Frau Prof. Hiroko Bissen-Myajima, Ophthalmochirurgin aus Tokio, berichtete in der Ridley Lecture mit Titel “Seeing is believing: What has dynamic observation contributed to the science of cataract and refractive surgery?” über die Entwicklung der Thermographie unter Einsatz hochauflösender Videos und deren Bedeutung für die Verbesserung von Kataraktoperationen und refraktiv-chirurgischen Eingriffen.

Zu den Ehrenvorlesungen, die in diesem Jahr erstmals in einem Block gehalten wurden, gehörten weitere vier Keynote Lectures. Prof. Dr. Eduard Haefliger (Binningen) ließ in einem sehr persönlich gehaltenen Vortrag „20 Jahre gelebte Ophthalmochirurgie”, insbesondere Kataraktoperation und Akkommodationsforschung Revue passieren.

Prof. Dr. Christian Ohrloff, Direktor der Universitäts-Augenklinik Frankfurt nutzte seinen Vortrag zu Perspektiven in der Kataraktchirurgie zu einem mahnenden berufspolitischen Appell an die Kollegen, die Operationskapazitäten aus kommerziellen Gründen nicht unnötig auszuweiten, im Sinne der finanziellen Ressourcen des Systems und im Sinne der Patienten.

Der Verleger Dr. Hans Biermann stellte seine Neu-Auflage der Publikation „Augenheilkunde in Deutschland“ vor und konstatierte die wesentlichsten Veränderungen in dem Auftreten fachfremder Kapitalgesellschaften und einem wachsenden Frauenanteil in der Augenheilkunde.

Prof. Dr. Susanne Binder (Wien) gab abschließend einen Überblick zur „Humanen retinalen Transplantation“ mit Ausblick auf die zukünftigen Möglichkeiten der RPE-Transplantation.
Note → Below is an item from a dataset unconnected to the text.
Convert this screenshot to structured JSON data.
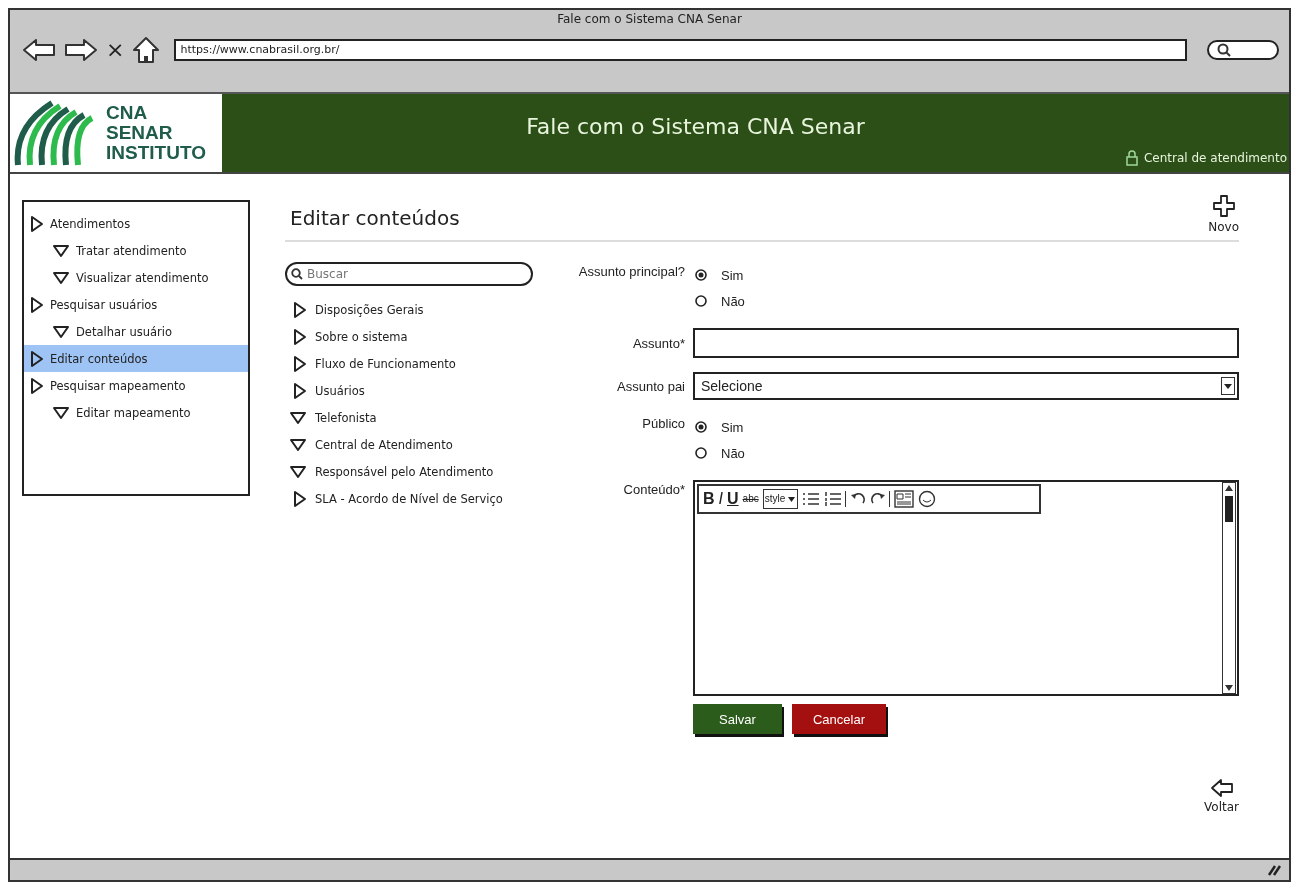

DOC-Filmfestival und Preisverleihung
Forschungspreis der DOC
Dr. Klaudia Huber (Düsseldorf). Verliehen für herausragende Forschungsprojekte zur vaskulären Komponente bei der Glaukomentstehung sowie zahlreichen Publikationen auf diesem Gebiet. Huber, Leiterin der Hornhautbank NRW an der Univ.-Augenklinik Düsseldorf, hat bislang 14 internationale Arbeiten und 26 zitierfähige Abstracts zur Relevanz der Perfusionsparameter und vaskulären Dysregulation veröffentlicht (Laudatio: Prof. Dr. Günther K. Krieglstein, Köln)
Filmpreise 2008
1. Preis: Dr. Fritz Hengerer (Bochum), Posterior optic button holing (POBH) – Technik und operatives Vorgehen (Dotiert mit 2.500 Euro).
2. Preis: Prof. Dr. Christoph Althaus (Ahaus), Die Technik der DSAEK.
3. Preis: Dr. Philipp S. Muether (Köln), Mission Infusion – Vitrektomie-Infusionssysteme im Flowmodell.
Wissenschaftliche Poster
1. Platz: Prof. Dr. Carsten H. Meyer (Bonn) und Prof. Dr. Norbert Schrage (Köln-Merheim), Computer-Screening nach intravitrealen Injektionen – The visual self-assessment (VISA) trial (Dotiert mit 2.500 Euro).
2. Platz: Dr. Ingo Schmack (Heidelberg), Long-term Follow-up of Laser In Situ Keratomileusis (LASIK) – For Mild to Severe Myopia.
3. Platz: Dr. Erita Filipek (Katowice), Evaluation of retinal thickness using optical coherence tomography in children with Stargardt’s disease/fundus flavimaculatus.
Medienpreis der DOC
Burkhardt Röper (Redakteur, „Apotheken Umschau“)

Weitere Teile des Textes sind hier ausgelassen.